La Finlande affirme que la réduction de près de moitié du nombre de passages à niveau sur son réseau ferroviaire a permis d’atteindre un nombre historiquement bas d’accidents en 2024. Qu’est-ce qui empêche l’Europe de s’en débarrasser plus rapidement ? Plus au sud, aux Pays-Bas, cette question complexe explique en grande partie pourquoi la suppression de ces passages à niveau dangereux reste une tâche ardue, coûteuse, mais essentielle.

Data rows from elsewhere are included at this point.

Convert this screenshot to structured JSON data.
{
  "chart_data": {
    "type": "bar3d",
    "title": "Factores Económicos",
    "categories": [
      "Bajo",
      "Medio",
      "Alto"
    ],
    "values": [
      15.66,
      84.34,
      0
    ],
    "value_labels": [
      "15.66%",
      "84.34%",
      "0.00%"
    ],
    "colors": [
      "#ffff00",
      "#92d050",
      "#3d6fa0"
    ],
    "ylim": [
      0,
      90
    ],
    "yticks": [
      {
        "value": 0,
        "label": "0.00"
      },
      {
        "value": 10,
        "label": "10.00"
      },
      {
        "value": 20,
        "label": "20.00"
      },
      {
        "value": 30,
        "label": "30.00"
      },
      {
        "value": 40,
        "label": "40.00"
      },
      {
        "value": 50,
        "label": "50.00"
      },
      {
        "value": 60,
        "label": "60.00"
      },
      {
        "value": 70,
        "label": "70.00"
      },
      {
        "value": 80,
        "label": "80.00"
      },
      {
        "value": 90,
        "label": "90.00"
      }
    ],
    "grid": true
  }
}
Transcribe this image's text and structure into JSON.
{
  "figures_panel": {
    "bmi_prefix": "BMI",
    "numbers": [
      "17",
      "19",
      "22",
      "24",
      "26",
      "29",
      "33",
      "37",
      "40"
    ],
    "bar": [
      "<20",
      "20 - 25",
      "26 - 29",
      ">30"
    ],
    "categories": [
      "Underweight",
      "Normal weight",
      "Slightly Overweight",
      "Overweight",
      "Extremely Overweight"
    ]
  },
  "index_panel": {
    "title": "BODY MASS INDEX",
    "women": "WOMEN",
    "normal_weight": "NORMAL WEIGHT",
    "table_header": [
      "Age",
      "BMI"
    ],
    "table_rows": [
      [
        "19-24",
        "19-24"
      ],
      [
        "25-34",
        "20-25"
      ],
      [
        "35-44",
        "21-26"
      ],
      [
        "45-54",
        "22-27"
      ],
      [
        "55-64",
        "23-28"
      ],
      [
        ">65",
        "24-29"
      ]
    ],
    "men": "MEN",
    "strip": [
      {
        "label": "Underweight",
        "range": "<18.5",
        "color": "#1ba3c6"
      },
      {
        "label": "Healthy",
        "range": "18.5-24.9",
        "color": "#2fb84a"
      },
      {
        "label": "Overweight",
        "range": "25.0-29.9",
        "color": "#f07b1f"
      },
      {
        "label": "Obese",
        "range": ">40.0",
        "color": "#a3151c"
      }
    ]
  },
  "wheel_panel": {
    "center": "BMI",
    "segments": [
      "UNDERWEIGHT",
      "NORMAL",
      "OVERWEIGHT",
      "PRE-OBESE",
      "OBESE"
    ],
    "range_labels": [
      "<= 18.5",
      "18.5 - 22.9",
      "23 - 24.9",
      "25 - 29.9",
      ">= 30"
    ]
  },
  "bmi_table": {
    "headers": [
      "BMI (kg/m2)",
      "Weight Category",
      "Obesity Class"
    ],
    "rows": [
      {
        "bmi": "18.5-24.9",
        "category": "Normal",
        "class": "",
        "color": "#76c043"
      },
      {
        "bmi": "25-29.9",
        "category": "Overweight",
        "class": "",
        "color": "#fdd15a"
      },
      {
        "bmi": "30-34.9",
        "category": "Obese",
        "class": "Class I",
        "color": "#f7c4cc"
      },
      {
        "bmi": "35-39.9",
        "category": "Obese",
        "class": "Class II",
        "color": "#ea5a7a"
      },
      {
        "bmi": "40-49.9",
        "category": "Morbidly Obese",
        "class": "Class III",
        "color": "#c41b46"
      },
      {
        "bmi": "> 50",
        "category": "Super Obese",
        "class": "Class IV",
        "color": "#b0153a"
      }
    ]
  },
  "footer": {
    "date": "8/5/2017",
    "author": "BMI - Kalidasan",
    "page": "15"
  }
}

Au début du millénaire, la Finlande comptait plus de 4 000 passages à niveau sur le réseau ferroviaire national ; ce chiffre est aujourd’hui tombé à moins de 2 400, selon l’agence finlandaise des infrastructures de transport Väylävirasto. Selon l’entreprise publique, ce travail a eu un impact significatif sur la réduction du nombre d’accidents. En effet, la Finlande a enregistré en 2024 les niveaux les plus bas de son histoire, avec seulement dix accidents de passage à niveau en un an.
« Grâce à un travail efficace et systématique sur les passages à niveau, nous avons considérablement amélioré la situation », explique Kaisa-Elina Porras, experte en sécurité à Väylävirasto. « Outre le programme relatif aux passages à niveau, des suppressions et des améliorations sont réalisées dans le cadre d’autres projets, ainsi que l’entretien de base des voies. Environ 15 millions d’euros sont consacrés chaque année à la suppression et à l’amélioration des passages à niveau ».

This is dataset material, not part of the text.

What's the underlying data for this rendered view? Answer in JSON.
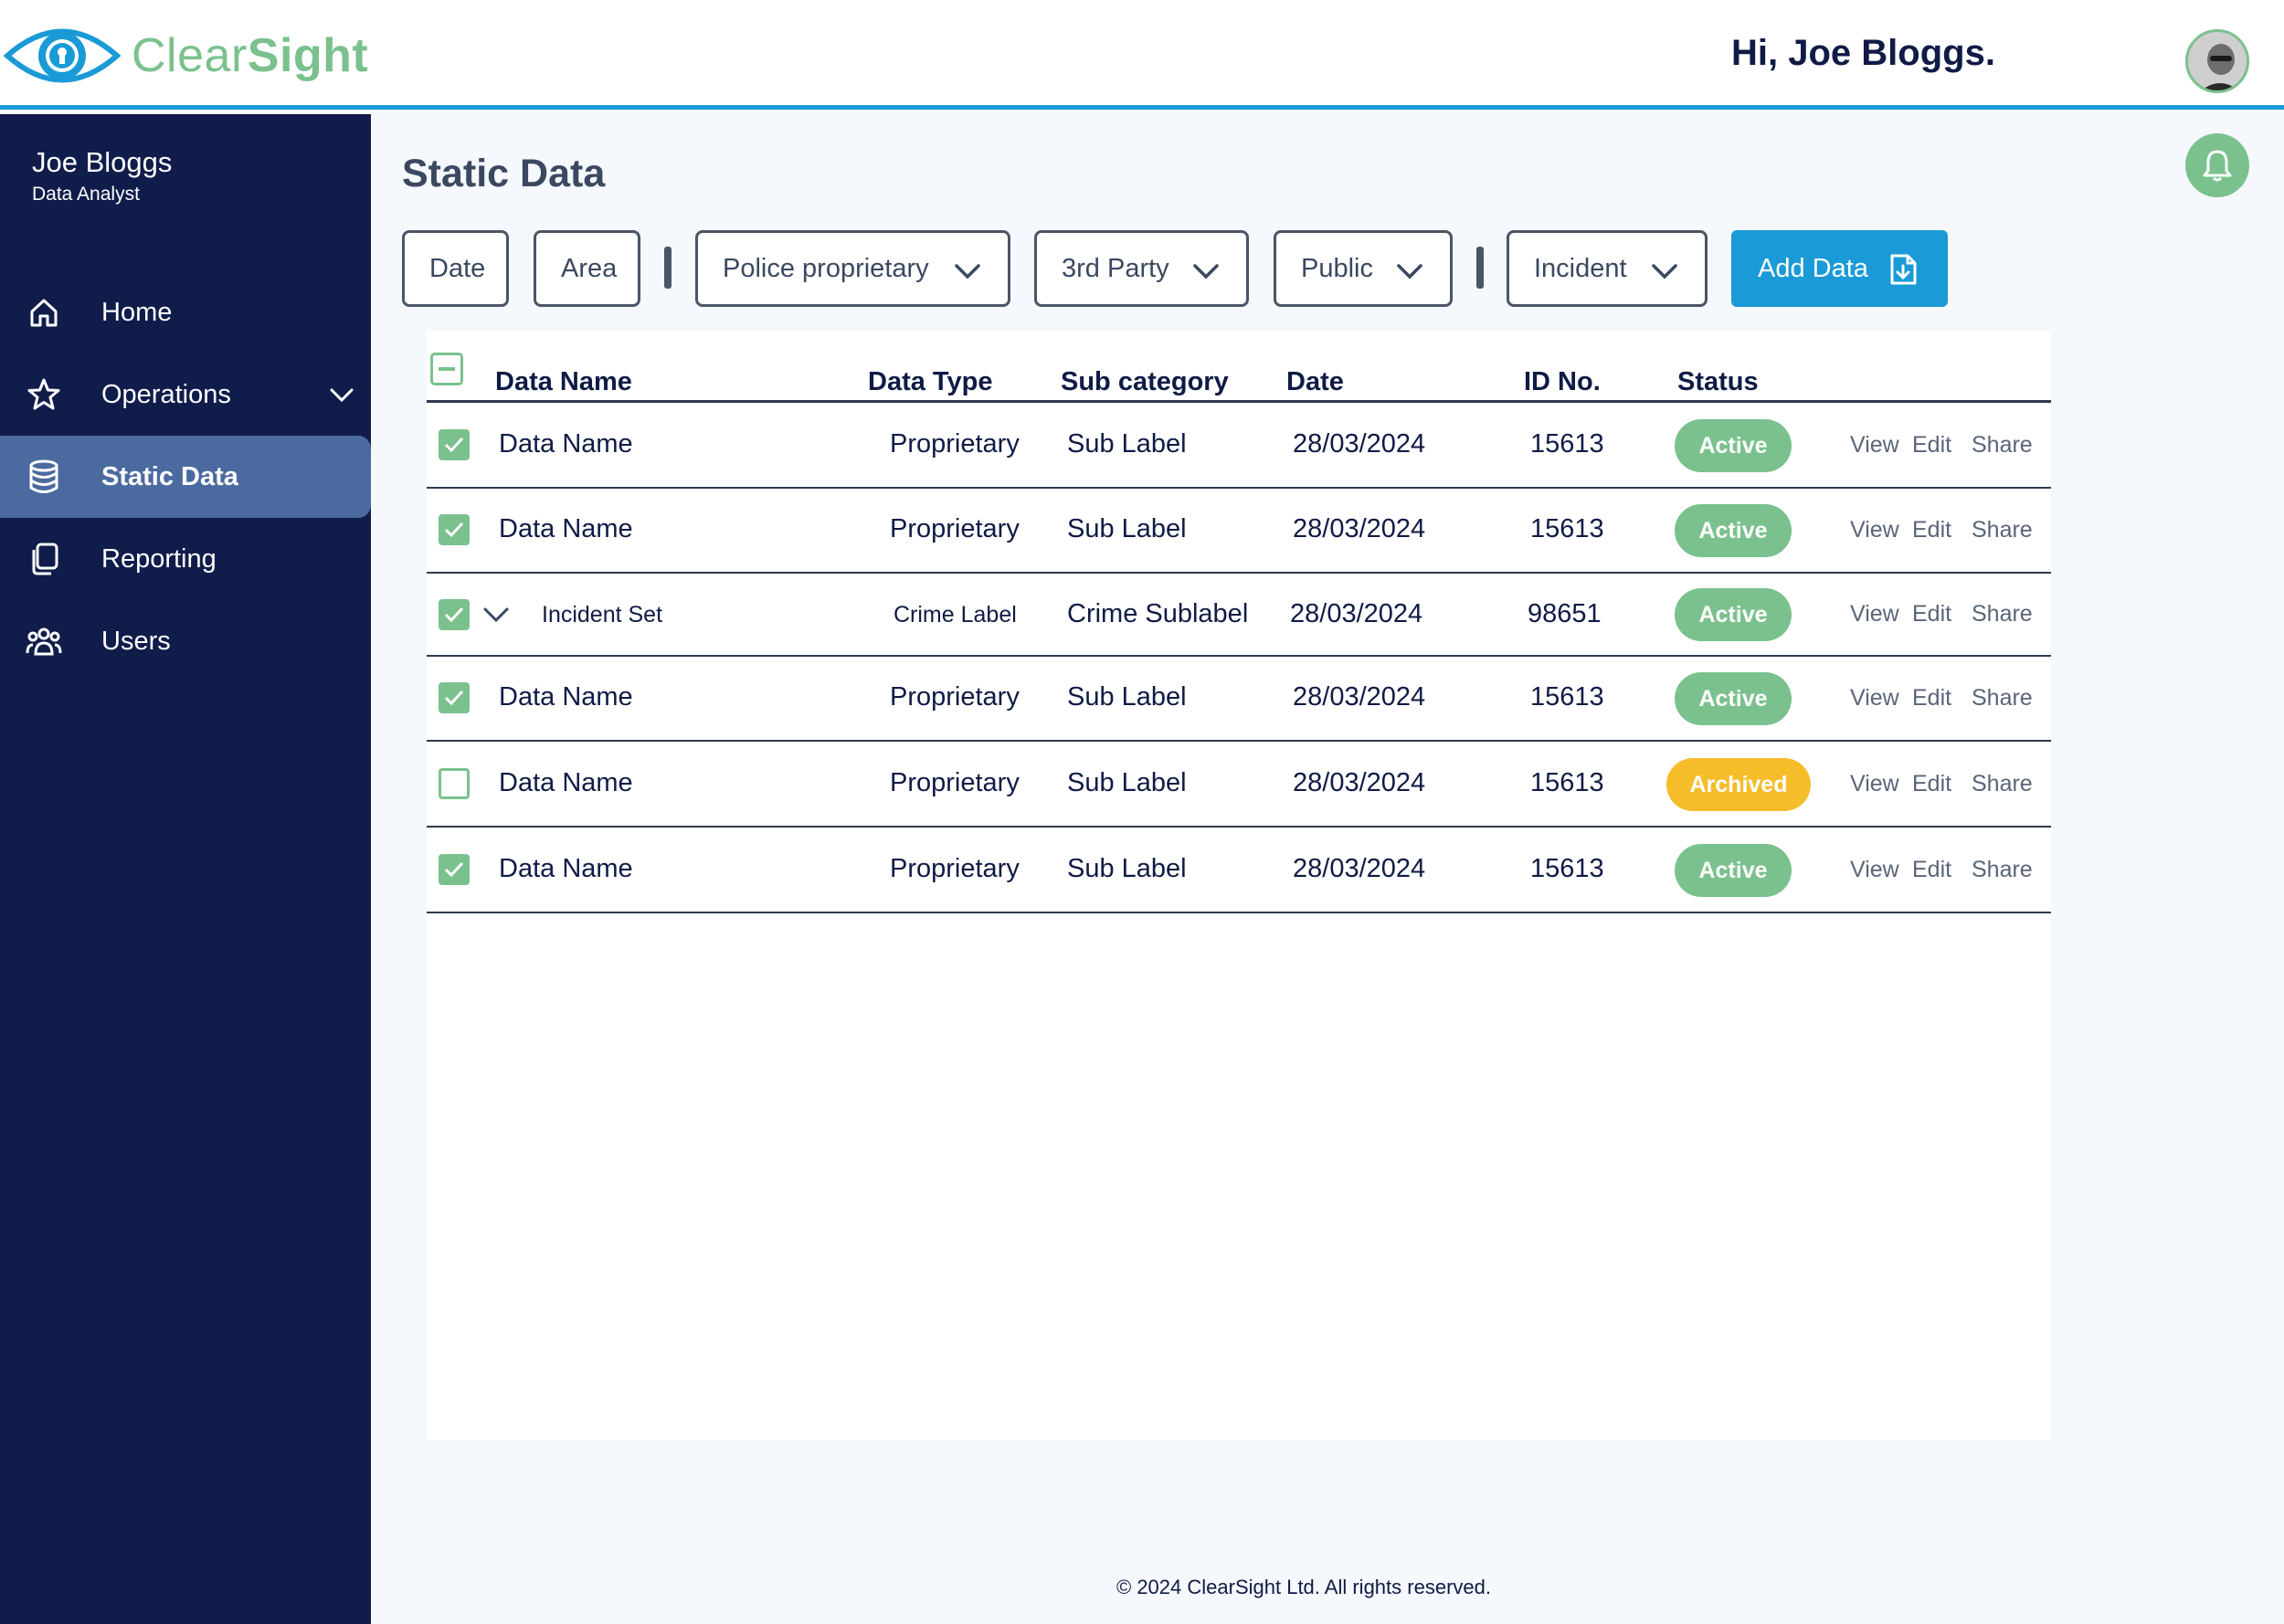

Les passages à niveau : le « risque de sécurité le plus évident » d’un chemin de fer
Comme l’indique Väylävirasto, les passages à niveau constituent l’un des « risques les plus évidents pour la sécurité » des chemins de fer. C’est pourquoi l’agence d’infrastructure a lancé son programme sur les passages à niveau en 2018. Priorisant les interventions sur la base d’évaluations des risques, en se concentrant d’abord sur les passages à niveau présentant les plus grands problèmes de sécurité, le programme a identifié plus de 500 passages à niveau devant être supprimés ou améliorés dans les années à venir. Il tient une liste publique régulièrement mise à jour des passages à niveau devant faire l’objet d’une révision.
Dans le cas de 2024, une centaine de passages à niveau au total ont été supprimés ou améliorés en Finlande (il n’est plus prévu d’en construire de nouveaux, sauf dans des cas particuliers). Et le travail semble porter ses fruits. Jusqu’en 2021, il y a eu en moyenne 29 accidents de passages à niveau par an en Finlande, et beaucoup plus dans les pires années. Cependant, depuis lors, la tendance a considérablement diminué, avec 13 accidents par an en 2022 et 2023, et seulement dix accidents l’année dernière.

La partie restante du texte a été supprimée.